Mains cited the 1987 case of U.S. vs. Dunn and Commonwealth vs. Murray from 2004 as case law in support of his ruling.
The Commonwealth’s Attorney’s Office successfully argued that a warrant wasn’t necessary under the circumstances in which it was found—namely in an open field off Bell Farm Road.
Dunn is scheduled to go on trial Nov. 30-Dec. 2.

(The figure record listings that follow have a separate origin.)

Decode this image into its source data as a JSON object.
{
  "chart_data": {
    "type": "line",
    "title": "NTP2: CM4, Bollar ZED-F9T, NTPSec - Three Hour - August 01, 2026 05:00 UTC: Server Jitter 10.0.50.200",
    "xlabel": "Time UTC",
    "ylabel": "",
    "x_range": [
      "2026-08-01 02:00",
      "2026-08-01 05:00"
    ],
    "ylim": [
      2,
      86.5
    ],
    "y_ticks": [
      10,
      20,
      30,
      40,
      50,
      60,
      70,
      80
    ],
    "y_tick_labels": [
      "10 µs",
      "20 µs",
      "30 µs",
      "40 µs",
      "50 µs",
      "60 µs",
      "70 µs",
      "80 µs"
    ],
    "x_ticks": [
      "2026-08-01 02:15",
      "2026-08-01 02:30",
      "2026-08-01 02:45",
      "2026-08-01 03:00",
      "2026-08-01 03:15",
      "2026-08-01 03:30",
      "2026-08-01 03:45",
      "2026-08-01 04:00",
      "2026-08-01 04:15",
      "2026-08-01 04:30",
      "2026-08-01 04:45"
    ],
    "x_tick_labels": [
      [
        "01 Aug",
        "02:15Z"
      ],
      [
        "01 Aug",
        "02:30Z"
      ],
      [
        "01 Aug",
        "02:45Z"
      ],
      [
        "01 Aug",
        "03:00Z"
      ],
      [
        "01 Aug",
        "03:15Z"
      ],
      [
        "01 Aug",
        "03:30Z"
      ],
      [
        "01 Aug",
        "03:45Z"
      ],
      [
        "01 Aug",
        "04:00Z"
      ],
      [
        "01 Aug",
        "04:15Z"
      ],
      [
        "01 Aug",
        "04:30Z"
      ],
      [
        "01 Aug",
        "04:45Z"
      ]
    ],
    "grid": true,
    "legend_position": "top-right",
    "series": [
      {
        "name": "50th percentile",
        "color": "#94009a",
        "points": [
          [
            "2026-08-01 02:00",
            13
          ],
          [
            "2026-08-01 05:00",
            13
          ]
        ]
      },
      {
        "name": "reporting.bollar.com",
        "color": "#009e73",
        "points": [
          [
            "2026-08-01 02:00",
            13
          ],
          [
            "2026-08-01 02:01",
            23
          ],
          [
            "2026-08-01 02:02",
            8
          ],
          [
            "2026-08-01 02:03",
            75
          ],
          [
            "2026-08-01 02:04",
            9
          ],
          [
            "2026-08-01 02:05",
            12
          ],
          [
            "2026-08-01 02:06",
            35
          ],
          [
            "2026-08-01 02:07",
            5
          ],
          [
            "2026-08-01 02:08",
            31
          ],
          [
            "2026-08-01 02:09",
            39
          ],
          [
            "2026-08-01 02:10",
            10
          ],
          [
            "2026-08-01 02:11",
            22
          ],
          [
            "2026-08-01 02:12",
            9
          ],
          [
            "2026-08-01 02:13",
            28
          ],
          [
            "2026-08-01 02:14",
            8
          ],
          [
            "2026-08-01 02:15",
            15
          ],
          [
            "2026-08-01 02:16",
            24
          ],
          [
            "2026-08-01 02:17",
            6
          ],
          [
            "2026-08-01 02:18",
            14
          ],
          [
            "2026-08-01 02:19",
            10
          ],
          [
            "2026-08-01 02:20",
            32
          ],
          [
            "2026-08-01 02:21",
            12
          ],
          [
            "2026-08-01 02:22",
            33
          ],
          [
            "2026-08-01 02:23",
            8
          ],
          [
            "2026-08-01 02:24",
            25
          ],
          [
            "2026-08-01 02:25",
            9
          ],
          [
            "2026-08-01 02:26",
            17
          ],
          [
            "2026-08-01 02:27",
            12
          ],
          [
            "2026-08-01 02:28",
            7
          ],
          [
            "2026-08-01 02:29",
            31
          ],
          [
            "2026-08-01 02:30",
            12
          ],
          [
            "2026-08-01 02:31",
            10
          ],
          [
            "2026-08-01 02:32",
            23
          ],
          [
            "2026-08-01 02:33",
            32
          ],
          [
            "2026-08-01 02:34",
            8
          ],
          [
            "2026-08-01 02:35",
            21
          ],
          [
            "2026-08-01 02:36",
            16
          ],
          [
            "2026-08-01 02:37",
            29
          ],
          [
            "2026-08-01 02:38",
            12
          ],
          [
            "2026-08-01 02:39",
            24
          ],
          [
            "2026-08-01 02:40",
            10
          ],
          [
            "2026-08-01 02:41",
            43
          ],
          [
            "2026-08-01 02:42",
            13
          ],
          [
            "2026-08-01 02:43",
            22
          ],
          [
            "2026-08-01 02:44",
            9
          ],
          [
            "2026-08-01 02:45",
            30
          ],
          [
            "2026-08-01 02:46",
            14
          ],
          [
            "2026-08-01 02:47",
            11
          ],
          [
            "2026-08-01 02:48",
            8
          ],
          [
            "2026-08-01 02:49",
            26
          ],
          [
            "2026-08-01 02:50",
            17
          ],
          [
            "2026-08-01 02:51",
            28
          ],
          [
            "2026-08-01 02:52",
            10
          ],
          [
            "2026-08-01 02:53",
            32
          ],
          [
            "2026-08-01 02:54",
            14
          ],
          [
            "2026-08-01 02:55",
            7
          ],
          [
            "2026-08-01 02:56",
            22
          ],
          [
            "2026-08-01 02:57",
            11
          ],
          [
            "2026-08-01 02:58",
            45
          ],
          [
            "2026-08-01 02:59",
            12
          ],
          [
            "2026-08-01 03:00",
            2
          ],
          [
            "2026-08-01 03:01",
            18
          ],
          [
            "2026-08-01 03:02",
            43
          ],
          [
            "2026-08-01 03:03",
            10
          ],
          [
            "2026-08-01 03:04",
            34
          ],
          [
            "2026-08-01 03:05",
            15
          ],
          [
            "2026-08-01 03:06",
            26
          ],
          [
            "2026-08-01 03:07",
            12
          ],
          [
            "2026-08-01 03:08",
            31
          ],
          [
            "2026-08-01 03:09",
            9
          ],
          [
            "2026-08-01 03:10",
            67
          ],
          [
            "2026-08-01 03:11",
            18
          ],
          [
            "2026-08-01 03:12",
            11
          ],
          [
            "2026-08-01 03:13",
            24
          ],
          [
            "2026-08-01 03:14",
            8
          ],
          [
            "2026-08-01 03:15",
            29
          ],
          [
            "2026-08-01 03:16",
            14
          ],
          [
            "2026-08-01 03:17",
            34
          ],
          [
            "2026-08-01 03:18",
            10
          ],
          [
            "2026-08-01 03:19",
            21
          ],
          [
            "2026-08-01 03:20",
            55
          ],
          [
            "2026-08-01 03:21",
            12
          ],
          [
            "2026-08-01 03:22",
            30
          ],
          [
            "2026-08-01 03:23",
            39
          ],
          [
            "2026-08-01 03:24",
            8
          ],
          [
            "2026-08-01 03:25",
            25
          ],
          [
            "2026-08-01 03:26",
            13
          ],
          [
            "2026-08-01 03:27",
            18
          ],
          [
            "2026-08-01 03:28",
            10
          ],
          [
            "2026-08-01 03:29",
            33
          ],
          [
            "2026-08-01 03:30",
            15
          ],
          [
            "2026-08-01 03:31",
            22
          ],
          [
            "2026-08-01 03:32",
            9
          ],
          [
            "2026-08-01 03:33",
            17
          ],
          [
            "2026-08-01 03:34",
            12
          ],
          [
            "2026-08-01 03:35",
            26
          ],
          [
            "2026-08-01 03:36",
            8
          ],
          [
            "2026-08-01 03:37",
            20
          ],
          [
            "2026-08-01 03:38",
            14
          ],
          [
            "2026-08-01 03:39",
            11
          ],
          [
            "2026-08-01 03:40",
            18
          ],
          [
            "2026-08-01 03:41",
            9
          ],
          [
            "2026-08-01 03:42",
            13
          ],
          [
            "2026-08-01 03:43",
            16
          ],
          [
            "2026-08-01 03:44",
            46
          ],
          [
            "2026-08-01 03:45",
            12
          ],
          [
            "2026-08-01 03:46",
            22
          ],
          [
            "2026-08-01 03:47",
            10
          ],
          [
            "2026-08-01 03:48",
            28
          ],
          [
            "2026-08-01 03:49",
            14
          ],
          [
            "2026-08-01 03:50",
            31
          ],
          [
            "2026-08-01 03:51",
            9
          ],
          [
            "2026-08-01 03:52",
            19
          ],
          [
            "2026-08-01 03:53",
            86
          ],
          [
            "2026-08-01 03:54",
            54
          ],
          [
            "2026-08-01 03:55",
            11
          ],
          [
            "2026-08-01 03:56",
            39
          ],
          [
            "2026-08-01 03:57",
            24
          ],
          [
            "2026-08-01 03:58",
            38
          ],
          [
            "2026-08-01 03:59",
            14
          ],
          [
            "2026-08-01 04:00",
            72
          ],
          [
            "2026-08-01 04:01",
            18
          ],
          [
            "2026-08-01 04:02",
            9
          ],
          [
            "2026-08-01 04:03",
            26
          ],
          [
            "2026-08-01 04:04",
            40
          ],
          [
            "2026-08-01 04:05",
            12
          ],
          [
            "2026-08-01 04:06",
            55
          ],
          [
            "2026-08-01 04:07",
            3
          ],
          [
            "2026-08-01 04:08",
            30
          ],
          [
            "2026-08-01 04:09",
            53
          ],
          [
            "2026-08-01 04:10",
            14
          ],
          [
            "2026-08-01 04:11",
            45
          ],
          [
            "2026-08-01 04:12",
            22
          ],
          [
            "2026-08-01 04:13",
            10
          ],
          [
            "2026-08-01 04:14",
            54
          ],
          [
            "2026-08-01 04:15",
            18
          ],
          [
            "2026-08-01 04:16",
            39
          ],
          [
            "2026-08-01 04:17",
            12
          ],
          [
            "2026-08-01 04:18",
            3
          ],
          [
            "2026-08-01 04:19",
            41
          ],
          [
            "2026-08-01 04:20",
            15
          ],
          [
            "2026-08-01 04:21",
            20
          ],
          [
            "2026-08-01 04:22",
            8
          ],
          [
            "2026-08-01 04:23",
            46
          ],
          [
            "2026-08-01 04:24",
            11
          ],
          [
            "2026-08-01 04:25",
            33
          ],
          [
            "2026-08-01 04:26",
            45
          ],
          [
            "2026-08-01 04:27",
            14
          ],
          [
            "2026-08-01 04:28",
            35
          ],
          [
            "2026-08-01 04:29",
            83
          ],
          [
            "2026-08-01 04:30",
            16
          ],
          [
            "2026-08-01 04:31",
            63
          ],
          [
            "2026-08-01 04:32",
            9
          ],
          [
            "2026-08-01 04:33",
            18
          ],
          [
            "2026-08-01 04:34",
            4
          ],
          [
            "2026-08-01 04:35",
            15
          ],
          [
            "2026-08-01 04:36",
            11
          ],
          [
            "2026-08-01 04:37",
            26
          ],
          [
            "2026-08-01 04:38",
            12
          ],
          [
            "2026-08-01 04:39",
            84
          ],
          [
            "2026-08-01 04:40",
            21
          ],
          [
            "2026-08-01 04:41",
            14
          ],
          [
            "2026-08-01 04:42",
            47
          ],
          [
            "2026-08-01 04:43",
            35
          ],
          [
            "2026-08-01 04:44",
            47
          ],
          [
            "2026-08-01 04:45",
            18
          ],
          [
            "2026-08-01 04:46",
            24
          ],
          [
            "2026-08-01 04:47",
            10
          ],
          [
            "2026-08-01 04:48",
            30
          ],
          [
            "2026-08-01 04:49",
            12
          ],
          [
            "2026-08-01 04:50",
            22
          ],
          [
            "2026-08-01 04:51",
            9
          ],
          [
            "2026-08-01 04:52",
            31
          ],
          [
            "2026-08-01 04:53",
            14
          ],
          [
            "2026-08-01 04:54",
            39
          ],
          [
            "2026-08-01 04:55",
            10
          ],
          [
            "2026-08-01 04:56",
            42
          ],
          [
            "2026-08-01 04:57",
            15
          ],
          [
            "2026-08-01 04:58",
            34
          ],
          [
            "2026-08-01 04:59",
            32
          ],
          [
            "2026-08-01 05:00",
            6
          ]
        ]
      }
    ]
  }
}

Last month Mains found Dunn competent to stand trial after a psychologist from the Kentucky Correctional Psychiatric Center testified that Dunn admitted faking an April suicide attempt at the Montgomery County Regional Jail.
Dunn, according to the psychologist, reportedly faked the suicide so he could be transported to a hospital for treatment of a skin condition that was keeping him awake at night.
Mains also ruled that Dunn could be held criminally responsible if found guilty of the allegations based on the psychologist’s testimony.
Dunn was also involved in a fatal shooting in February 2008 involving Robert G. “Greg” Rudd, 46. A grand jury found that Dunn acted in self defense when he shot Rudd to death during a dispute in Jeffersonville.
Dunn also faces charges that he reportedly filed incomplete firearms training while serving as a concealed weapons instructor.